Evaluate lifelog annotations, and interact with them through an API.
YMMV, however, these are the tools and libraries I used in order to get this system running.
- elasticsearch
Version 2.2.0
- java
version "1.8.0_31"
- python
Python 3.5.1
- trec_eval
This project uses gradle for building the server.
Before starting the server, ensure elasticsearch
is running, and
these environment variables are set:
export LIFELOGEVAL_ELASTIC_URL="http://localhost/"
export LIFELOGEVAL_ELASTIC_INDEX="lifelog"
export LIFELOGEVAL_ELASTIC_CLUSTER="elasticsearch"
If you are on a unix system, you may execute ./gradlew installdist
which will build everything needed to run the server. After building,
it can be started by running:
build/install/lifelog-eval/bin/lifelog-eval server configuration.yml
Alternatively, there is a script named start-services.sh
which will
build and start everything automatically, so long as everything is
installed.
Once you have the server started, you will need to import the data. I
have some scripts I use to automate this process, get-annotations.sh
and import-annotations.sh
. You can read below to see the format
annotations need to be in to import the annotations.
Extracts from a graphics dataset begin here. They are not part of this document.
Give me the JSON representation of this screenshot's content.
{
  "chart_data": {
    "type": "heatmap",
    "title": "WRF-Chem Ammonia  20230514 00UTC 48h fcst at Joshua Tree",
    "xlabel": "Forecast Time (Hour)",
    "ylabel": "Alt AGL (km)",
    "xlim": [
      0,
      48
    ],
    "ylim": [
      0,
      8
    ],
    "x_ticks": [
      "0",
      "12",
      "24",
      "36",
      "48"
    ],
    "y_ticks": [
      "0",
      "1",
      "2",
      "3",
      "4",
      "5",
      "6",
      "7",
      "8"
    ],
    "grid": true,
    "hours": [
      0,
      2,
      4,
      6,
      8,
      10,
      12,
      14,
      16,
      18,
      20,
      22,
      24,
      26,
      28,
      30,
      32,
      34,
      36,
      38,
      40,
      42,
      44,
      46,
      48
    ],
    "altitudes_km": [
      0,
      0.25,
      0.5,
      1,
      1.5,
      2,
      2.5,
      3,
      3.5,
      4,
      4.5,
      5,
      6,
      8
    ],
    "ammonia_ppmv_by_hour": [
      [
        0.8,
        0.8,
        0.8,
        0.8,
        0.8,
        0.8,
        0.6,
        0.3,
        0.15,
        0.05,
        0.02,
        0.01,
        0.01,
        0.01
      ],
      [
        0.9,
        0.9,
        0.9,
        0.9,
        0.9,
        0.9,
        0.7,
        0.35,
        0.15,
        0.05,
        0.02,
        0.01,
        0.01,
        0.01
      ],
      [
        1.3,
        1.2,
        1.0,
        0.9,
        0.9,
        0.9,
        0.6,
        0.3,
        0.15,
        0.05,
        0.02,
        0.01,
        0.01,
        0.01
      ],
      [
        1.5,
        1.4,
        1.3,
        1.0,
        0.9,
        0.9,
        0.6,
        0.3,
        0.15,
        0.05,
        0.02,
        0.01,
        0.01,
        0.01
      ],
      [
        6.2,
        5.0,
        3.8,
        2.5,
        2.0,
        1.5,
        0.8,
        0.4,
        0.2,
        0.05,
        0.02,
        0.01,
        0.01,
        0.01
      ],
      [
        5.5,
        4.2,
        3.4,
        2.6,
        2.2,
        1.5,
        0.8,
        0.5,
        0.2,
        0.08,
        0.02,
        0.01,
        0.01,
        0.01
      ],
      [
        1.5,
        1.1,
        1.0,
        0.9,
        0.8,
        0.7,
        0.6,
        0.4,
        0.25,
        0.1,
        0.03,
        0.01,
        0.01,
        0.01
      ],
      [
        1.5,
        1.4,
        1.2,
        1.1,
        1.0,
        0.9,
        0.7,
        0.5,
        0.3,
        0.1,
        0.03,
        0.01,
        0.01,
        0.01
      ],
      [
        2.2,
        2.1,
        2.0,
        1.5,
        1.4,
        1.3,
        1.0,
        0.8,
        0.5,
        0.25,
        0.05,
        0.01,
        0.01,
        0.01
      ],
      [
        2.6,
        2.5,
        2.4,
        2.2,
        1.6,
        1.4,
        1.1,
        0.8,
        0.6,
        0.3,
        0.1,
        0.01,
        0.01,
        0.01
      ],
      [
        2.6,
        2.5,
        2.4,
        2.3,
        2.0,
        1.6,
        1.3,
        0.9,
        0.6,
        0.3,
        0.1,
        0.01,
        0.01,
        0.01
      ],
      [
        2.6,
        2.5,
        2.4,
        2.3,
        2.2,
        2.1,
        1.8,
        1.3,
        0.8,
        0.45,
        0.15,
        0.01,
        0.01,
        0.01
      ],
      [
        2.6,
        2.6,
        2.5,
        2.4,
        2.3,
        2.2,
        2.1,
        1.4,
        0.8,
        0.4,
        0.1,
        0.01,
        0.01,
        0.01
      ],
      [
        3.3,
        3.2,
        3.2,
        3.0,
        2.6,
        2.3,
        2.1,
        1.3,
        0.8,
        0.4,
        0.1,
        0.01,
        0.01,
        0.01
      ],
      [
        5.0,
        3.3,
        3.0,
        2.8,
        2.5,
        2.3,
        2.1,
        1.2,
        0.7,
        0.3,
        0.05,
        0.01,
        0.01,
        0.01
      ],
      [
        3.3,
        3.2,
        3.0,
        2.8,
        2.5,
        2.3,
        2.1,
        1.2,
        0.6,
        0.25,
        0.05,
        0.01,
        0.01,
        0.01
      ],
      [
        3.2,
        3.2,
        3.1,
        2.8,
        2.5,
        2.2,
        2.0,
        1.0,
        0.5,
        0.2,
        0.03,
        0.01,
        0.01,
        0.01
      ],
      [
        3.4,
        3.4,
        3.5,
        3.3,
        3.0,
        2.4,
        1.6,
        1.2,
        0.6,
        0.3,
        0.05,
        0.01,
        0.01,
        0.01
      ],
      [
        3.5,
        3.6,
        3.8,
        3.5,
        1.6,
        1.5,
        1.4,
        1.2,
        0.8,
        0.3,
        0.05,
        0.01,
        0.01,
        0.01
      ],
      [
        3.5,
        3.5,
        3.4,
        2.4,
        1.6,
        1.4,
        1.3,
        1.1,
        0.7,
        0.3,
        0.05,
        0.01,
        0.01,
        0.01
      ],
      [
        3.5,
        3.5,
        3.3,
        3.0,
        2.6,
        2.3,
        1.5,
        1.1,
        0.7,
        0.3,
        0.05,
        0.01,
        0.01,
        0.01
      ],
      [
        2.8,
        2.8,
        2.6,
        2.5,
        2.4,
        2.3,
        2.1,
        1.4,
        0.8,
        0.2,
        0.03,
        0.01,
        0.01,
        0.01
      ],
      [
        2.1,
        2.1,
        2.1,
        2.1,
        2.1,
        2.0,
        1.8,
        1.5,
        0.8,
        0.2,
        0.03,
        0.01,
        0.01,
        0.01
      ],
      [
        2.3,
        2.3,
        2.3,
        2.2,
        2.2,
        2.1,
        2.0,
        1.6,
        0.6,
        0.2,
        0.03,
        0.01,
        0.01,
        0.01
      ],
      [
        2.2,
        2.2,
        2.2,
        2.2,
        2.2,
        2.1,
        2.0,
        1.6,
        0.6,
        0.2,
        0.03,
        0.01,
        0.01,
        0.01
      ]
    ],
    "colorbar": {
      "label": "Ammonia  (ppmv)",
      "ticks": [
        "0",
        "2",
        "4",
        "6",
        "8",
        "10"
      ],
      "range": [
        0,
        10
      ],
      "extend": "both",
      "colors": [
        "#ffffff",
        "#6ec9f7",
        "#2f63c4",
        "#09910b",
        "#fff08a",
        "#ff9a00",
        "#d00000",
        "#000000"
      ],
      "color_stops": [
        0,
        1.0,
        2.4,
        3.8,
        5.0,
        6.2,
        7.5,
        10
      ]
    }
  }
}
There is a shell script that can be run to perform experiments on the data set. You will need some topics (that were distributed by NTCIR) and you will need the qrels (for use in trec_eval).
This script can be invoked by running ./run-experiment.sh
. This script
takes two arguments:
- The path to the topics file
- The path to the qrels file
If you would like to run experiments for yourself, you can obtain the data by visiting the ntcir-12 website.
- delete the index
DELETE /api/elastic/index
- add one or more documents to the index
POST /api/elastic/index
- get a document from the index:
GET /api/elastic/get/{id}
- query the index
GET /api/elastic/search/{field}/{query}
- TREC-style query
POST /api/eval/query
When adding documents to the index, the format should look identical to the format used when exporting data (if you are doing that).
When issuing a trec-style experiment to the service, the request should look like this:
{
"fields": [
"tags",
"text"
],
"topics": [
{
"queryId": "001",
"query": "The Red Taxi",
"description": "Find the moment(s) when I boarded a Red taxi, only to get out again shortly afterwards."
},
{
"queryId": "002",
"query": "Photographing a Lake",
"description": "Find the moment(s) when I was taking photos of a lake."
}
]
}
Importing data into elasticsearch can done by running the
import-annotations.sh
script. This will automatically export data from
the database and import it into the elasticsearch index.
After importing the data, and annotating some images somehow, it's time to export it for evaluation!
The src/main/python/export-annotations.py
script will do this for you
and will export a JSON file that contains the annotations. This is the
structure needed for adding annotations for the index. For example:
[
{
"id": "b00000782_21i6bq_20150218_151313e",
"annotations": {
"tags": [
"computer screen",
"keyboard",
"office"
],
"text": null,
"query": "computer office",
"assessments": {
"headphones": 0,
"juice": 0,
"computer": 7,
"car": 0,
"office": 7
}
}
},
]
Note: for an annotation type with no annotation, the null value is used. This is as per the JSON specification.